“However, the altered ecology of H5N1 has opened the door to new evolutionary pathways.”
The concern is that cattle being found with the disease means that potentially humans could be exposed before the infected animals are caught.
This is because, as it stands, the only testing being done on cows is after they have died, the paper notes.
The doctor continued: “What keeps scientists up at night is the possibility of unseen chains of transmission silently spreading through farm worker barracks, swine barns, or developing countries, evolving under the radar because testing criteria are narrow, government authorities are feared, or resources are thin.”

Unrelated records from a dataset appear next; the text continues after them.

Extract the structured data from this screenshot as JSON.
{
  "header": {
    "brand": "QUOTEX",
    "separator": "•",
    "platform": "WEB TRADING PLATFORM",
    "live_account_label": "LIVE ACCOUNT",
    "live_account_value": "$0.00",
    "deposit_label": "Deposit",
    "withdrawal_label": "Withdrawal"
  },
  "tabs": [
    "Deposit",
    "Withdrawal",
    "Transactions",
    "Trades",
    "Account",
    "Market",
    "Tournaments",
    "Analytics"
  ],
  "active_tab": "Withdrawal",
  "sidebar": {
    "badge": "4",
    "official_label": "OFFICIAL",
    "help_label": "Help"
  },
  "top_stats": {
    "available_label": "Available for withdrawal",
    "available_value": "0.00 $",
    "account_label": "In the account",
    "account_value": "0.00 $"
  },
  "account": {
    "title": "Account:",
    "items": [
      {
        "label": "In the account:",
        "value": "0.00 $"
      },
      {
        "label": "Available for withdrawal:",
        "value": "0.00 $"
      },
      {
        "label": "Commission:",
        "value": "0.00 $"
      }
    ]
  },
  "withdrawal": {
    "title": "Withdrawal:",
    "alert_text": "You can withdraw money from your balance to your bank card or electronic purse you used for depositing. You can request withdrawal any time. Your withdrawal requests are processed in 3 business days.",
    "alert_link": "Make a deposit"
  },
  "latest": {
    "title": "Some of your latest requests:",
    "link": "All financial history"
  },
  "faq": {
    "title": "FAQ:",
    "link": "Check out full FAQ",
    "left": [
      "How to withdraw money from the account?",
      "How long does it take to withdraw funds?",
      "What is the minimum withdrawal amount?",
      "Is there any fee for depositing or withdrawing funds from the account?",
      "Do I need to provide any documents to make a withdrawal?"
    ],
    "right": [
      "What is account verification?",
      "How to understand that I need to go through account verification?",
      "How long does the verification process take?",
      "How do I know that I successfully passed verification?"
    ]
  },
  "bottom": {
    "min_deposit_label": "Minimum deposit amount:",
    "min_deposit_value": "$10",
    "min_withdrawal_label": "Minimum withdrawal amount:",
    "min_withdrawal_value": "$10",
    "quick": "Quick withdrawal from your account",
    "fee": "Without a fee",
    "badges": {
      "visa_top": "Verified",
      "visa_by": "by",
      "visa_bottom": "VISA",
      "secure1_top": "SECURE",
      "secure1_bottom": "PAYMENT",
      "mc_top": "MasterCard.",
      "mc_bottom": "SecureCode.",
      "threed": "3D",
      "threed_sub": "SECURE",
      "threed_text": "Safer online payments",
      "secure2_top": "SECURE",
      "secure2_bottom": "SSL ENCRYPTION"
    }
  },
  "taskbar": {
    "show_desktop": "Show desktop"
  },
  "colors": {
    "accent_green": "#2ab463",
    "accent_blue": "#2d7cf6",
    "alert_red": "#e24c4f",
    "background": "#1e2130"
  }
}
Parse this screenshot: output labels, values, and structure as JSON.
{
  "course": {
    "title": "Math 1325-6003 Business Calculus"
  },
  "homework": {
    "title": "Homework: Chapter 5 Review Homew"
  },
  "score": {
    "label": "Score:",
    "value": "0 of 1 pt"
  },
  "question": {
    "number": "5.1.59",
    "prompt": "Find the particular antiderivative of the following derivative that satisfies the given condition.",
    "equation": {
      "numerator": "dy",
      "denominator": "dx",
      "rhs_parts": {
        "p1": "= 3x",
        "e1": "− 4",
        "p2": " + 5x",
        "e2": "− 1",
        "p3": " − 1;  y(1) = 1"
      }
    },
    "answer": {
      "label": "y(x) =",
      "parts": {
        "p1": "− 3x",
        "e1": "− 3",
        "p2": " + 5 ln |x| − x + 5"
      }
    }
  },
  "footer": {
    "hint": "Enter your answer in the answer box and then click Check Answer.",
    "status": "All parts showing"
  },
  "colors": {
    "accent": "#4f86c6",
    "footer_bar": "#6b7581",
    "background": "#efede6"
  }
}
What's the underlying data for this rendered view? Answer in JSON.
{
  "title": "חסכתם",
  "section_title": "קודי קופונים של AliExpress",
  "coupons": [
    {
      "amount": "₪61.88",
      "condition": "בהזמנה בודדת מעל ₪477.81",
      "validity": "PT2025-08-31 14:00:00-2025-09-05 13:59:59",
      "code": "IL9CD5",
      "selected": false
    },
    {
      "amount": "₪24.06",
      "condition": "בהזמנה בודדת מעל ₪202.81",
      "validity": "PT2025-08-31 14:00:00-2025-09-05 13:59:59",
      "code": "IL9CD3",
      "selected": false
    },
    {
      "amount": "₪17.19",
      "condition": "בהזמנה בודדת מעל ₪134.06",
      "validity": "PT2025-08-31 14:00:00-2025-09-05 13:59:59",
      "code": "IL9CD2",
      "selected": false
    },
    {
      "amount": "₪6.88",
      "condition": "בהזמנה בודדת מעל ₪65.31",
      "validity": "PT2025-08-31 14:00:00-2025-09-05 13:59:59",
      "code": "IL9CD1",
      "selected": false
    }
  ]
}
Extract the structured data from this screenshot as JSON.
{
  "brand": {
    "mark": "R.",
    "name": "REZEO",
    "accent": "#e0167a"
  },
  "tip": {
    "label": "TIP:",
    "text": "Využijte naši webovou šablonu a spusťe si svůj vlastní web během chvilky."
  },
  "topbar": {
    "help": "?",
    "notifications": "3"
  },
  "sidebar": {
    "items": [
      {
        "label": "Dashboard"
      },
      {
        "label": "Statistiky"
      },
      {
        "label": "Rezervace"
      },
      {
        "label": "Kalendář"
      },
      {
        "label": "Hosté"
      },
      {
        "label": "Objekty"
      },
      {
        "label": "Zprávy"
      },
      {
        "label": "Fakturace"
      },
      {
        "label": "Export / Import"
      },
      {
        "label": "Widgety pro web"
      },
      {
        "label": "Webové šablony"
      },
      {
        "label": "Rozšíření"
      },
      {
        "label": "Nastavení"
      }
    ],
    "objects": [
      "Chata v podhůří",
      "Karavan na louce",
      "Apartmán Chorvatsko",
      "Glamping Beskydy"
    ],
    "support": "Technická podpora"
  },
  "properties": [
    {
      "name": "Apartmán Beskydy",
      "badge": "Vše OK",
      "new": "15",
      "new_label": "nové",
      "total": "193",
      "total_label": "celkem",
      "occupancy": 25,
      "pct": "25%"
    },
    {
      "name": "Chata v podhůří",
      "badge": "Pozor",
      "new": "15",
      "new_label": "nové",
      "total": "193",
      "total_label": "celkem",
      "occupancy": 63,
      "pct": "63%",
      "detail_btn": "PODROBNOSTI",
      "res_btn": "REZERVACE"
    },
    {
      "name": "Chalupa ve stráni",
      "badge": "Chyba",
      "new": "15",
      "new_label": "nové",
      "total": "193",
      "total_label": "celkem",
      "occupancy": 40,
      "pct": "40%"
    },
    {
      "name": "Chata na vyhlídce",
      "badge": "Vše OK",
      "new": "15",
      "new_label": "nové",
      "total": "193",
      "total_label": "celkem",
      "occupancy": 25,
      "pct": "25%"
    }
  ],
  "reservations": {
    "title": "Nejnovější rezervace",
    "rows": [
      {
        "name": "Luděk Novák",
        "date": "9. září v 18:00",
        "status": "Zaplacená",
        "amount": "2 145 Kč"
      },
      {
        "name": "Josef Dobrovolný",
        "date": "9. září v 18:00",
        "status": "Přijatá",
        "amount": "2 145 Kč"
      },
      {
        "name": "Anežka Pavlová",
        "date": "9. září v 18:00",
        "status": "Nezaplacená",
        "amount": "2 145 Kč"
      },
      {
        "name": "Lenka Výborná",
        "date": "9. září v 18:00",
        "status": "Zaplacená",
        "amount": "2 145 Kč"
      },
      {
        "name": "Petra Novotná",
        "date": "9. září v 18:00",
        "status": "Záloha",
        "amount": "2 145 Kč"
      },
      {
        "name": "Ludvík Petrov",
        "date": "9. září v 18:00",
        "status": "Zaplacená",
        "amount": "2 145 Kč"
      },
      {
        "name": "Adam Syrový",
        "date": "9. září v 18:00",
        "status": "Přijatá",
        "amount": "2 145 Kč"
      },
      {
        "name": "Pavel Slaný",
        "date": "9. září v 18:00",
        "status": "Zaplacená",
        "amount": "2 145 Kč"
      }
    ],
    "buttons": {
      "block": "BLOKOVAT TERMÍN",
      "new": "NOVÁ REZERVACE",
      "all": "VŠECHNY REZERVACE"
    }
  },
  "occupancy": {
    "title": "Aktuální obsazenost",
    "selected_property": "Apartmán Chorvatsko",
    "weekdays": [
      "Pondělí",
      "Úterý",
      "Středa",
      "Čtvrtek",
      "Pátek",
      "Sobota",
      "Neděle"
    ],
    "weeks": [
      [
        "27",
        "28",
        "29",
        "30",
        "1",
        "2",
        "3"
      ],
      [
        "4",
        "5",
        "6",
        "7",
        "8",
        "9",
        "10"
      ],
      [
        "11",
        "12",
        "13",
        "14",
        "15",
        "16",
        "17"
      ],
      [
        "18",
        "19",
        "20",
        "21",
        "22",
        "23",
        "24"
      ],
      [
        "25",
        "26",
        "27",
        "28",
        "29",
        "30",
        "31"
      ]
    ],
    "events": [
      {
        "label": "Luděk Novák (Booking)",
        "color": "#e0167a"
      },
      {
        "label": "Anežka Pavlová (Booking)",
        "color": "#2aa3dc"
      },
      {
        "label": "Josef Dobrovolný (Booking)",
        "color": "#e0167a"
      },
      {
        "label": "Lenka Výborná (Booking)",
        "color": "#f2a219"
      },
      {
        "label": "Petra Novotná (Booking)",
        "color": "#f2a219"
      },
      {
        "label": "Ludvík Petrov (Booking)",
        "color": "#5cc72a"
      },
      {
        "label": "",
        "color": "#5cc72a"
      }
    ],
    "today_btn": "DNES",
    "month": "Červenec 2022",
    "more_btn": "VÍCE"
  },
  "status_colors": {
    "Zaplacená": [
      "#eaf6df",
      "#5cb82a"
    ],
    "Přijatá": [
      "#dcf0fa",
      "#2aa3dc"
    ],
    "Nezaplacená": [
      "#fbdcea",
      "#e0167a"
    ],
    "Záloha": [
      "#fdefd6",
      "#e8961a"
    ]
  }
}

The rapid evolution of HN51 is scaring virologists as the mortality rate for H5N1 humans is high, with a more than half of cases fatal from January 1, 2003, to July 19, 2024.
But, this may be an overestimate as some people may have no symptoms at all or only mild symptoms.
In addition, the latest outbreak has resulted in a milder illness, with those infected reporting flu-like symptoms before fully recovering.
“The severity of a future H5N1 pandemic remains unclear. Recent human infections with H5N1 have a substantially lower case fatality rate compared to prior H5N1 outbreaks in Asia, where half of the people with reported infections died.
“The lack of severity in US cases may be due to infection through the eye, rather than through viral pneumonia in the lung,” the researchers noted in the new study.